Saturday, May 23, 2009

Beginning of a new phase in Stock Market?

Last week belonged to the small and medium capitalisation stocks. They continued their dizzying climb even as the broader market remained stable and range-bound. The much-anticipated correction in the stock markets did not happen. Hence, many investors are now grappling with the question, whether the recent gains in stock prices are a bear market rally or the start of a brand new bull market.


The reason for such a doubt in their minds, despite this strong rally, is due to the fact that there have been many counter trend moves or rallies since the bear market began in January 2008, and all of them petered out within a couple of months. The economic fundamentals were not strong enough to support them.

Markets ignore fundamentals:

The fundamentals don't seem to be driving the stock markets in this rally too. The world continues to fight the financial crisis, many economies are in doldrums, policymakers are taking corrective actions in fits and starts without any continuity, and industries are clueless about the demand environment. Yet, the markets rallied. They rallied ignoring all bad news and somehow converting bad news to good news - American banks' stress test results and swine flu.

The rally has caught everyone by surprise in terms of its length and durability. After stocks rallied nearly 30 per cent off their lows, analysts now agree that it's a new bull market.

Stimulus programmes:

The current global situation is similar to that of the one in Japan in the 1990s. Japanese stocks participated in some significant rallies during that decade, with three rallies of more than 50 per cent gains in stock prices. They were triggered by government spending and stimulus programmes.

These rallies are described as cyclical bull markets within a structural downtrend. Bear markets contrary to popular perception do not mean an unabated dip in stock prices and the economy. There are sharp rallies that do not last long and the decline in the markets after that is sharper. Similar conditions exist today, with enormous sums pumped into the economies by governments across the globe. The trillions of dollars in spending programmes can indeed stimulate the economy, at least for a few quarters, reviving growth this year.

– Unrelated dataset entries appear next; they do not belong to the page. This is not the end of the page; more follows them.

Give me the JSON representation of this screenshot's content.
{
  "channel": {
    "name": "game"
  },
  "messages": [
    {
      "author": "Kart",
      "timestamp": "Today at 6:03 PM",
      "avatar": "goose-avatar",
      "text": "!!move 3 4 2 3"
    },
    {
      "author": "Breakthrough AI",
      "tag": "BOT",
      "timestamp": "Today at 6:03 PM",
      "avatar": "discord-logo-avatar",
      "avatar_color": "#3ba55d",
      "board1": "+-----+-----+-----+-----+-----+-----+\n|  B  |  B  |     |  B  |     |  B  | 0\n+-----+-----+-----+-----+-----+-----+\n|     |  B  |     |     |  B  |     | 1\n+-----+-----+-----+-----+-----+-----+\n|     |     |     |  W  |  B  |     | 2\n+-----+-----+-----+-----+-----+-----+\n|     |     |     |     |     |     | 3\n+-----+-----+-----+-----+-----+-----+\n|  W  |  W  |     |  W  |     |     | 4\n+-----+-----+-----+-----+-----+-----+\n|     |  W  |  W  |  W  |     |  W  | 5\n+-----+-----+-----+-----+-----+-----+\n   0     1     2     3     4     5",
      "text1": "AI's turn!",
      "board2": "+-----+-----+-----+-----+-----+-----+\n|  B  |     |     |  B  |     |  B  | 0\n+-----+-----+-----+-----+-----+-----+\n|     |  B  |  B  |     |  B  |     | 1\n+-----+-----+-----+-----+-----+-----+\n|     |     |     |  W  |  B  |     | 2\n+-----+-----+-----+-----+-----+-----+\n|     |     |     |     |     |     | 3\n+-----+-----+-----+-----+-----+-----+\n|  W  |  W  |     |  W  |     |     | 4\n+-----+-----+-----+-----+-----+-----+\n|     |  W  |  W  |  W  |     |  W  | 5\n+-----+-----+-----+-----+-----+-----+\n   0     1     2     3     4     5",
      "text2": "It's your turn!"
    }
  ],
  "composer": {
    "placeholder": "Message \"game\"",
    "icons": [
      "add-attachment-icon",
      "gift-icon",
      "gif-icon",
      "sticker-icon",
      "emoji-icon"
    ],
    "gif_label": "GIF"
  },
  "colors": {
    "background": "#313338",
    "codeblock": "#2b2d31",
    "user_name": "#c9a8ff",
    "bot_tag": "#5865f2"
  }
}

However a broad consensus is that the US-led global economy faces too many structural problems to enter into a meaningful expansion phase. That is a correct estimate, but in the long term.

Portfolio rebalancing:

Another reason for this sharp rally is rebalancing of H S Murali portfolios by global institutional investors. Pension funds and other institutional investors have model portfolios, set by investment committees. A typical portfolio would consist of equity, bonds and hedge funds with a predetermined percentage for each of them. As the bonds did well and equities fell sharply, they had to rebalance their portfolios by selling bonds and buying equity to get back to their model portfolios.

Earlier, this sort of rebalancing happened automatically. The automated route was suspended due to the fears arising from colossal upheavals in all asset classes last year. The 30 per cent plus rise in prices in the markets has put immense pressure on institutions to get the portfolios back on track. Hence, they are on a buying spree.

Investment strategy: Does the current 30 per cent plus rally off the bottom mean that the bear markets are over and that it's finally safe to invest for the long term? The answer to this question is still eagerly awaited. Institutions are holding billions of dollars in cash waiting for the right signals. These funds have to be eventually invested. So, any correction in the markets may be small and shallow. Analysts are quick to warn that many challenges remain. During the great depression of 1929-32, the Dow Jones Index had a total of five 20-per cent plus rallies over the course if its 34-month decline of 89.2 per cent. The first one was a massive 48 per cent rally and the last rally was of 24.6 per cent, followed by a final decline of 53.6 per cent.

Investors can hope that the latest rally will prove to be the beginning of a new bull market. But history suggests we proceed with caution in our financial planning. At the moment the stock markets have risen too sharply and too quickly, and to build a strong base for a good bull market a pull-back is required. The fundamentals still do not support a full-fledged bull market. Hence, it makes sense for investors to stay away from irrational exuberance. While many good stocks are available at significant discounts to their actual worth, it would be advisable to buy into such stocks when there are corrections in the broader markets.